Era o tempo pré-celular. Então, passávamos isolados por quase um mês, telefonando uma vez por semana para casa e avisando que estávamos vivos. No restante do tempo, tratávamos de nos divertir e fazer um curso forçado de administração de orçamento. Hoje almoçamos ou vamos àquela festa? Lasanha pesa muito, não coloca no prato. Se dormirmos na praia, economizamos uma diária.
Em uma dessas viagens, quando estávamos num albergue em Santa Cruz de Cabrália, na Bahia, decidi que iria a um luau na praia do Parracho. Era uma daquelas decisões que tomamos somente quando jovens ou quando temos algum outro tipo de problema.
Para ir à festa, teria que (não se percam): tomar um ônibus de linha em Cabrália; ir até Porto Seguro; atravessar a cidade a pé; transpor o Rio Buranhém com uma balsa; pegar uma kombi até a praça da Igreja de Arraial D´Ajuda; caminhar até a praia de Mucugê; andar pela beira do mar até a praia do Parracho.
Naquela época, era uma decisão simples. Havia uma festa, ela seria boa, eu iria. Hoje, se fosse fazer a mesma coisa, levaria um cantil, um GPS e uma mochila. No mínimo.
Não me recordo exatamente o que ocorreu durante o luau. Lembro claramente, contudo, do que aconteceu depois. Quando o sol ameaçava raiar, eu obviamente estava cansado demais para iniciar a epopeia do deslocamento de volta. Por sugestão dos meus mais novos amigos de infância, que havia conhecido na festa, resolvemos dar uma caminhada pela praia até achar um lugar onde tomar café.
Vejam bem a insanidade dessa decisão. Estava indo na direção contrária a que eu deveria seguir para voltar à Cabrália, procurando um bar em uma costa deserta. Um local vendido como destino turístico exatamente por isso: não havia nada lá.
Depois de caminharmos um tempo indefinido e longo, surgiu uma construção de madeira, com dois andares, ao pé de uma falésia. Uma “barraca”, como diziam. Ela avançava na areia, postando-se de frente para o mar verde e parado como água de poço. Era rodeada por alguns coqueiros esparsos e pequenos, como se estivessem constrangidos por terem sido plantados ali. O lugar era deslumbrante em sua simplicidade. Vimos um movimento e resolvemos perguntar se a barraca estava abrindo.
Obviamente, não estava. Ninguém passava por ali naquela hora. O dono, entretanto, recebeu aquele bando de adolescentes cansados e insones com um largo sorriso e uma contagiante empolgação. Disse para sentarmos, que ele faria o café da manhã. Pão velho prensado e suco de abacaxi, olhando o sol erguer-se por sobre aquele mar de tranquilidade.

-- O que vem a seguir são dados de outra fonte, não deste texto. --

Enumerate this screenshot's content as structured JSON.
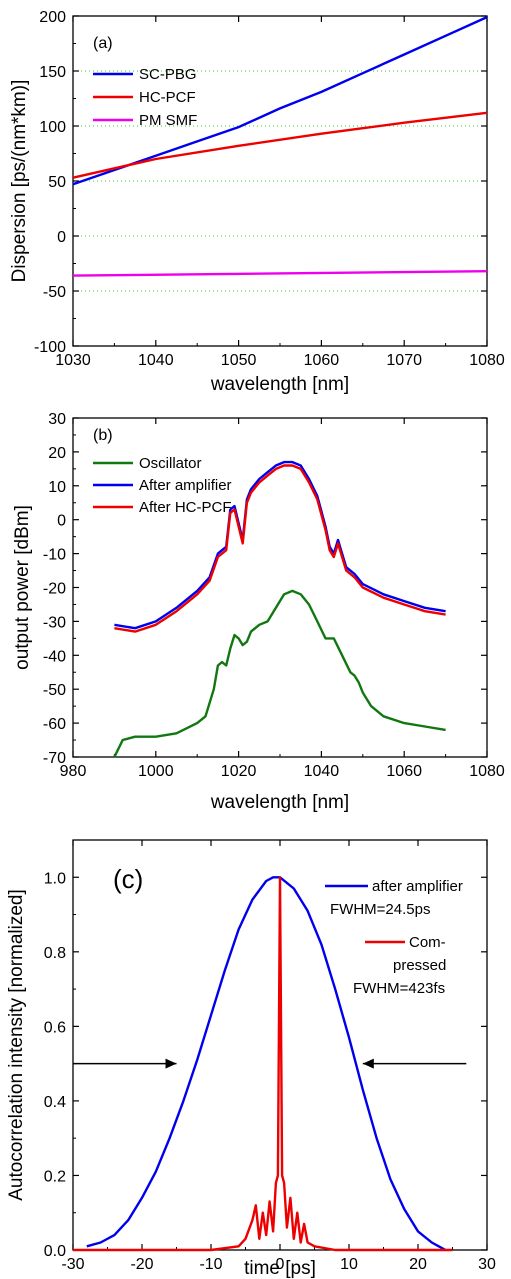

Poucas vezes tomei um café tão bom.
Tudo isso para contar a história daquele dono de barraca.
Lá pelas tantas, ele puxou um binóculo e começou a esquadrinhar o mar. Eu, sempre curioso, perguntei o que estava procurando. Respondeu que costumava acordar àquela hora, pois geralmente conseguia ver algumas baleias-jubarte próximas à costa. Uma conversa leva à outra e ele me resumiu a sua história.
Tinha sido um consultor em São Paulo. Casas, carro, família e um estresse que alimentou carinhosamente até quase parar em definitivo o seu coração. Esse é o problema de se criar estresse. Ele é fiel. Resolveu, então, largar tudo. Pediu demissão, vendeu todos os seus bens e comprou aquela barraca.
Trouxe a mulher e duas filhas. Enquanto conversámos, uma chegou em um buggy, vindo do mesmo luau onde eu estava. A outra acordou e abriu uma das janelas de cima da construção. Ele comentou comigo que ela gostava de ficar um tempo na cama, olhando para o mar.
Aquele homem estava ali, sem energia elétrica, afora a de um pequeno gerador, vivia com pouquíssimo dinheiro e seu quintal era o oceano, que a cada movimento de maré lavava um pouco da sua alma.
De certo modo, ele passou a habitar o meu imaginário. Não sei o que ocorreu com ele e, sinceramente, não gostaria de saber. Prefiro-o assim, como um modelo. Um habitante real, mas ao mesmo tempo imaginário, das minhas férias. Uma representação da ideia de que podemos abrir mão e fugir, para nos encontrar.